The McDougall diet began as a challenge to Dr. John McDougall by one of his patients. The patient simply asked him if he believed that diet is connected to the health problems he saw in his patients.
At that time, McDougall believed the answer to this question was a definite no. The patient challenged him to ask his patients what they were eating, in order to see if there might be any relationship between their eating habits and their diseases. McDougall agreed, and the McDougall diet was born.
McDougall was a plantation physician based in the village of Honokaa, Hawaii. In his practice, he handled a variety of medical problems from delivering babies to performing brain surgery on accident victims.
Although he felt a lot of satisfaction in saving people’s lives, McDougall was bothered by his inability to help patients with such disease conditions as diabetes, heart disease, high blood pressure and strokes. He decided to further his education and took up another residency in internal medicine.
During his internal medicine residency, McDougall did countless hours of research on the effects of diet and lifestyle on chronic illnesses. Unfortunately, the literature he read seemed to conflict with the approaches he was being taught in his residency.
McDougall began to change his own diet as he studied the literature. Over a period of a year, he began to cut out meat and dairy products and began to focus on eating more green and yellow vegetables, fruits, and whole grains.
He noticed many improvements in his own health, such as lower weight, lower blood cholesterol levels, and lower blood pressure. The St. Helena Hospital and Health Center in Deer Park, California offered him an opportunity to present his diet program at their facilities in 1986.
- high blood pressure
- mild arthritis
- body odor
- oily skin
Another possible benefit of the McDougall program is that patients may find themselves spending less for food. In addition, McDougall points to the possibility of saving considerable amounts of money by avoiding serious and costly health problems.
The McDougall diet focuses on adopting a dietary regimen and lifestyle that encourages human beings’ natural tendencies to be healthy. The program is based on proper foods, moderate exercise, adequate sunshine, clean air and water, and surroundings that promote psychological well-being.
Specifically, the McDougall diet is a very low-fat, starch-based program. Grains, fruits and such starchy plant foods as beans, corn, pastas, potatoes, and rice provide the major components of this diet. There are some fruits and vegetables used in this program that may be quite unfamiliar to the average person.
Some of these include carambola, guava, persimmon, passion fruit, daikon, endive, fava beans, bok choy, kale, kohlrabi, taro root and watercress, to name a few. In addition, some of these foods are more easily obtained and less expensive in Hawaii than they might be in the upper Midwest or Canada.
Dairy products are not used in the McDougall diet. McDougall believes that many allergies and such conditions as post-nasal drip are related to people’s use of dairy products.

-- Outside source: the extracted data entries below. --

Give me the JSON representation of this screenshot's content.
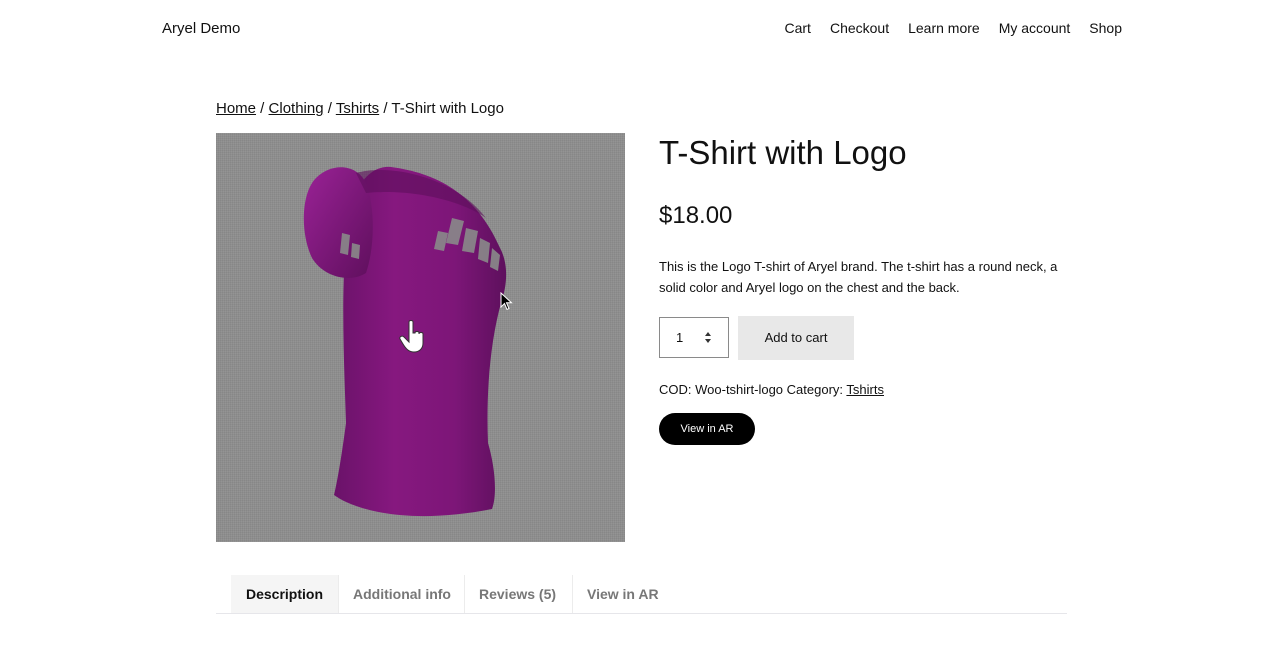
{
  "header": {
    "site_title": "Aryel Demo",
    "nav": [
      "Cart",
      "Checkout",
      "Learn more",
      "My account",
      "Shop"
    ]
  },
  "breadcrumb": {
    "items": [
      "Home",
      "Clothing",
      "Tshirts"
    ],
    "separator": " / ",
    "current": "T-Shirt with Logo"
  },
  "product": {
    "title": "T-Shirt with Logo",
    "price": "$18.00",
    "description": "This is the Logo T-shirt of Aryel brand. The t-shirt has a round neck, a solid color and Aryel logo on the chest and the back.",
    "quantity": "1",
    "add_to_cart_label": "Add to cart",
    "meta_cod_label": "COD:",
    "meta_cod_value": "Woo-tshirt-logo",
    "meta_category_label": "Category:",
    "meta_category_value": "Tshirts",
    "ar_button_label": "View in AR",
    "shirt_color": "#80157f",
    "viewer_bg": "#8e8e8e",
    "shirt_print": "Aryel"
  },
  "tabs": [
    {
      "label": "Description",
      "active": true
    },
    {
      "label": "Additional info",
      "active": false
    },
    {
      "label": "Reviews (5)",
      "active": false
    },
    {
      "label": "View in AR",
      "active": false
    }
  ]
}
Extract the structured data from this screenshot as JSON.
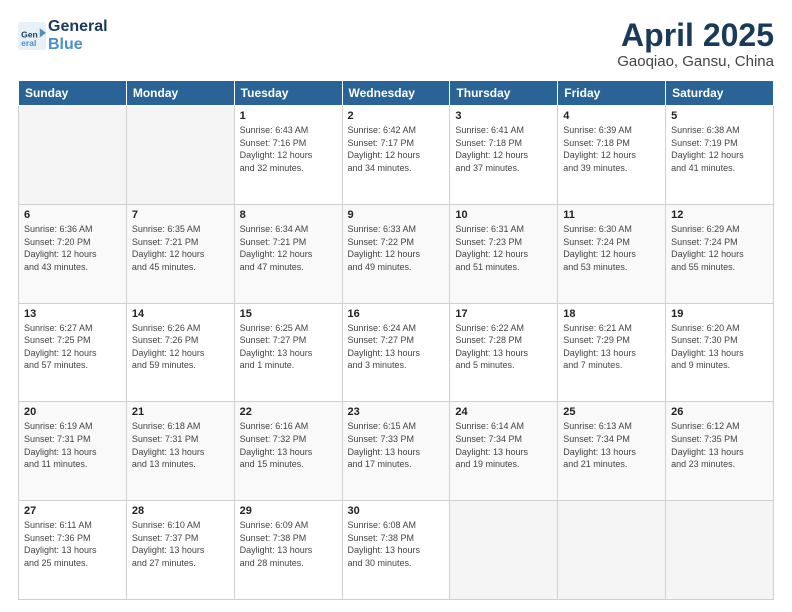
{
  "header": {
    "logo_line1": "General",
    "logo_line2": "Blue",
    "title": "April 2025",
    "subtitle": "Gaoqiao, Gansu, China"
  },
  "days_of_week": [
    "Sunday",
    "Monday",
    "Tuesday",
    "Wednesday",
    "Thursday",
    "Friday",
    "Saturday"
  ],
  "weeks": [
    {
      "days": [
        {
          "num": "",
          "info": "",
          "empty": true
        },
        {
          "num": "",
          "info": "",
          "empty": true
        },
        {
          "num": "1",
          "info": "Sunrise: 6:43 AM\nSunset: 7:16 PM\nDaylight: 12 hours\nand 32 minutes.",
          "empty": false
        },
        {
          "num": "2",
          "info": "Sunrise: 6:42 AM\nSunset: 7:17 PM\nDaylight: 12 hours\nand 34 minutes.",
          "empty": false
        },
        {
          "num": "3",
          "info": "Sunrise: 6:41 AM\nSunset: 7:18 PM\nDaylight: 12 hours\nand 37 minutes.",
          "empty": false
        },
        {
          "num": "4",
          "info": "Sunrise: 6:39 AM\nSunset: 7:18 PM\nDaylight: 12 hours\nand 39 minutes.",
          "empty": false
        },
        {
          "num": "5",
          "info": "Sunrise: 6:38 AM\nSunset: 7:19 PM\nDaylight: 12 hours\nand 41 minutes.",
          "empty": false
        }
      ]
    },
    {
      "days": [
        {
          "num": "6",
          "info": "Sunrise: 6:36 AM\nSunset: 7:20 PM\nDaylight: 12 hours\nand 43 minutes.",
          "empty": false
        },
        {
          "num": "7",
          "info": "Sunrise: 6:35 AM\nSunset: 7:21 PM\nDaylight: 12 hours\nand 45 minutes.",
          "empty": false
        },
        {
          "num": "8",
          "info": "Sunrise: 6:34 AM\nSunset: 7:21 PM\nDaylight: 12 hours\nand 47 minutes.",
          "empty": false
        },
        {
          "num": "9",
          "info": "Sunrise: 6:33 AM\nSunset: 7:22 PM\nDaylight: 12 hours\nand 49 minutes.",
          "empty": false
        },
        {
          "num": "10",
          "info": "Sunrise: 6:31 AM\nSunset: 7:23 PM\nDaylight: 12 hours\nand 51 minutes.",
          "empty": false
        },
        {
          "num": "11",
          "info": "Sunrise: 6:30 AM\nSunset: 7:24 PM\nDaylight: 12 hours\nand 53 minutes.",
          "empty": false
        },
        {
          "num": "12",
          "info": "Sunrise: 6:29 AM\nSunset: 7:24 PM\nDaylight: 12 hours\nand 55 minutes.",
          "empty": false
        }
      ]
    },
    {
      "days": [
        {
          "num": "13",
          "info": "Sunrise: 6:27 AM\nSunset: 7:25 PM\nDaylight: 12 hours\nand 57 minutes.",
          "empty": false
        },
        {
          "num": "14",
          "info": "Sunrise: 6:26 AM\nSunset: 7:26 PM\nDaylight: 12 hours\nand 59 minutes.",
          "empty": false
        },
        {
          "num": "15",
          "info": "Sunrise: 6:25 AM\nSunset: 7:27 PM\nDaylight: 13 hours\nand 1 minute.",
          "empty": false
        },
        {
          "num": "16",
          "info": "Sunrise: 6:24 AM\nSunset: 7:27 PM\nDaylight: 13 hours\nand 3 minutes.",
          "empty": false
        },
        {
          "num": "17",
          "info": "Sunrise: 6:22 AM\nSunset: 7:28 PM\nDaylight: 13 hours\nand 5 minutes.",
          "empty": false
        },
        {
          "num": "18",
          "info": "Sunrise: 6:21 AM\nSunset: 7:29 PM\nDaylight: 13 hours\nand 7 minutes.",
          "empty": false
        },
        {
          "num": "19",
          "info": "Sunrise: 6:20 AM\nSunset: 7:30 PM\nDaylight: 13 hours\nand 9 minutes.",
          "empty": false
        }
      ]
    },
    {
      "days": [
        {
          "num": "20",
          "info": "Sunrise: 6:19 AM\nSunset: 7:31 PM\nDaylight: 13 hours\nand 11 minutes.",
          "empty": false
        },
        {
          "num": "21",
          "info": "Sunrise: 6:18 AM\nSunset: 7:31 PM\nDaylight: 13 hours\nand 13 minutes.",
          "empty": false
        },
        {
          "num": "22",
          "info": "Sunrise: 6:16 AM\nSunset: 7:32 PM\nDaylight: 13 hours\nand 15 minutes.",
          "empty": false
        },
        {
          "num": "23",
          "info": "Sunrise: 6:15 AM\nSunset: 7:33 PM\nDaylight: 13 hours\nand 17 minutes.",
          "empty": false
        },
        {
          "num": "24",
          "info": "Sunrise: 6:14 AM\nSunset: 7:34 PM\nDaylight: 13 hours\nand 19 minutes.",
          "empty": false
        },
        {
          "num": "25",
          "info": "Sunrise: 6:13 AM\nSunset: 7:34 PM\nDaylight: 13 hours\nand 21 minutes.",
          "empty": false
        },
        {
          "num": "26",
          "info": "Sunrise: 6:12 AM\nSunset: 7:35 PM\nDaylight: 13 hours\nand 23 minutes.",
          "empty": false
        }
      ]
    },
    {
      "days": [
        {
          "num": "27",
          "info": "Sunrise: 6:11 AM\nSunset: 7:36 PM\nDaylight: 13 hours\nand 25 minutes.",
          "empty": false
        },
        {
          "num": "28",
          "info": "Sunrise: 6:10 AM\nSunset: 7:37 PM\nDaylight: 13 hours\nand 27 minutes.",
          "empty": false
        },
        {
          "num": "29",
          "info": "Sunrise: 6:09 AM\nSunset: 7:38 PM\nDaylight: 13 hours\nand 28 minutes.",
          "empty": false
        },
        {
          "num": "30",
          "info": "Sunrise: 6:08 AM\nSunset: 7:38 PM\nDaylight: 13 hours\nand 30 minutes.",
          "empty": false
        },
        {
          "num": "",
          "info": "",
          "empty": true
        },
        {
          "num": "",
          "info": "",
          "empty": true
        },
        {
          "num": "",
          "info": "",
          "empty": true
        }
      ]
    }
  ]
}
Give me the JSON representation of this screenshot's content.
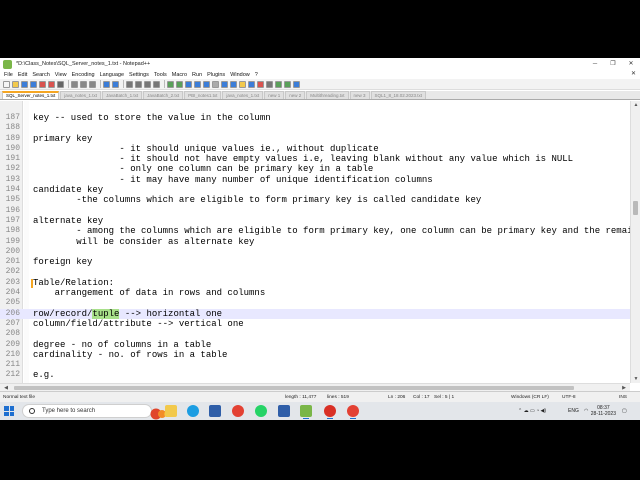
{
  "window": {
    "title": "*D:\\Class_Notes\\SQL_Server_notes_1.txt - Notepad++",
    "controls": {
      "minimize": "─",
      "maximize": "❐",
      "close": "✕"
    }
  },
  "menu": {
    "items": [
      "File",
      "Edit",
      "Search",
      "View",
      "Encoding",
      "Language",
      "Settings",
      "Tools",
      "Macro",
      "Run",
      "Plugins",
      "Window",
      "?"
    ],
    "right": "✕"
  },
  "toolbar": {
    "icons": [
      "new-icon",
      "open-icon",
      "save-icon",
      "save-all-icon",
      "close-icon",
      "close-all-icon",
      "print-icon",
      "cut-icon",
      "copy-icon",
      "paste-icon",
      "undo-icon",
      "redo-icon",
      "find-icon",
      "replace-icon",
      "zoom-in-icon",
      "zoom-out-icon",
      "sync-v-icon",
      "sync-h-icon",
      "wrap-icon",
      "all-chars-icon",
      "indent-guide-icon",
      "lang-icon",
      "doc-map-icon",
      "func-list-icon",
      "folder-icon",
      "monitor-icon",
      "record-icon",
      "stop-icon",
      "play-icon",
      "play-multi-icon",
      "save-macro-icon"
    ]
  },
  "tabs": [
    {
      "label": "SQL_Server_notes_1.txt",
      "active": true
    },
    {
      "label": "java_notes_1.txt",
      "active": false
    },
    {
      "label": "JavaBatch_1.txt",
      "active": false
    },
    {
      "label": "JavaBatch_2.txt",
      "active": false
    },
    {
      "label": "PBI_notes1.txt",
      "active": false
    },
    {
      "label": "java_notes_1.txt",
      "active": false
    },
    {
      "label": "new 1",
      "active": false
    },
    {
      "label": "new 2",
      "active": false
    },
    {
      "label": "Multithreading.txt",
      "active": false
    },
    {
      "label": "new 3",
      "active": false
    },
    {
      "label": "SQL1_8_18.02.2023.txt",
      "active": false
    }
  ],
  "editor": {
    "current_line": 206,
    "lines": [
      {
        "n": "187",
        "text": "key -- used to store the value in the column"
      },
      {
        "n": "188",
        "text": ""
      },
      {
        "n": "189",
        "text": "primary key"
      },
      {
        "n": "190",
        "text": "                - it should unique values ie., without duplicate"
      },
      {
        "n": "191",
        "text": "                - it should not have empty values i.e, leaving blank without any value which is NULL"
      },
      {
        "n": "192",
        "text": "                - only one column can be primary key in a table"
      },
      {
        "n": "193",
        "text": "                - it may have many number of unique identification columns"
      },
      {
        "n": "194",
        "text": "candidate key"
      },
      {
        "n": "195",
        "text": "        -the columns which are eligible to form primary key is called candidate key"
      },
      {
        "n": "196",
        "text": ""
      },
      {
        "n": "197",
        "text": "alternate key"
      },
      {
        "n": "198",
        "text": "        - among the columns which are eligible to form primary key, one column can be primary key and the remaining"
      },
      {
        "n": "199",
        "text": "        will be consider as alternate key"
      },
      {
        "n": "200",
        "text": ""
      },
      {
        "n": "201",
        "text": "foreign key"
      },
      {
        "n": "202",
        "text": ""
      },
      {
        "n": "203",
        "text": "Table/Relation:"
      },
      {
        "n": "204",
        "text": "    arrangement of data in rows and columns"
      },
      {
        "n": "205",
        "text": ""
      },
      {
        "n": "206",
        "pre": "row/record/",
        "hl": "tuple",
        "post": " --> horizontal one"
      },
      {
        "n": "207",
        "text": "column/field/attribute --> vertical one"
      },
      {
        "n": "208",
        "text": ""
      },
      {
        "n": "209",
        "text": "degree - no of columns in a table"
      },
      {
        "n": "210",
        "text": "cardinality - no. of rows in a table"
      },
      {
        "n": "211",
        "text": ""
      },
      {
        "n": "212",
        "text": "e.g."
      }
    ]
  },
  "status": {
    "type": "Normal text file",
    "length": "length : 11,477",
    "lines": "lines : 519",
    "position": "Ln : 206",
    "col": "Col : 17",
    "sel": "Sel : 5 | 1",
    "eol": "Windows (CR LF)",
    "encoding": "UTF-8",
    "mode": "INS"
  },
  "taskbar": {
    "search_placeholder": "Type here to search",
    "tray_lang": "ENG",
    "time": "08:37",
    "date": "28-11-2023"
  },
  "colors": {
    "highlight": "#a8e08a",
    "current_line": "#e8e8ff",
    "active_tab_accent": "#f5a623"
  }
}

People who have a major health problem, or who are on medication, should request a doctor’s examination before starting this program. This examination should include a complete history and thorough medical workup to use as a baseline evaluation for performance on this program.
McDougall recommends that patients spend sometime evaluating their reasons for undertaking this program. Patients should determine how well they think they will be able to stick to the program for the initial 12 days as well as whether they can stay with the program for life.
Examining any aspects of their lifestyle that are harmful to their health is also important. For example, smoking tobacco, drinking coffee, drinking alcohol, and the use of recreational drugs are all very damaging to anyone’s health.
Since few people can leave their normal environment for 12 days (as people do at the live-in McDougall diet program at the St. Helena Hospital and Health Center), they may find it stressful to work on these lifestyle problems at the same time they are making radical changes in their diet.
Those undertaking this program should also prepare family and friends for the changes this program will cause in their diet. They may find their families unwilling to change, and this fact will require a different approach to the program. On the other hand, McDougall points out that family members often decide to undertake the program themselves when they see the positive changes that result from the diet.
Before undertaking the program, patients will need to stock their pantry with new foods. They will also need to check the availability of the acceptable products in their local grocery and health food stores.
Patients should not undertake this diet program without the advice of a physician if they have any health condition or are currently on medication.
The primary negative side effect of the McDougall diet usually comes from caffeine withdrawal. Many people find they suffer from headaches while abstaining from caffeine. Although giving up caffeine is not required by the program, it is strongly recommended.
Research and general acceptance
There is extensive research about the effect of lifestyle and diet on various health conditions, although research on the McDougall diet specifically has not yet been released. Anecdotal evidence suggests, however, that significant improvement in some health problems can be achieved in a relatively short period of time.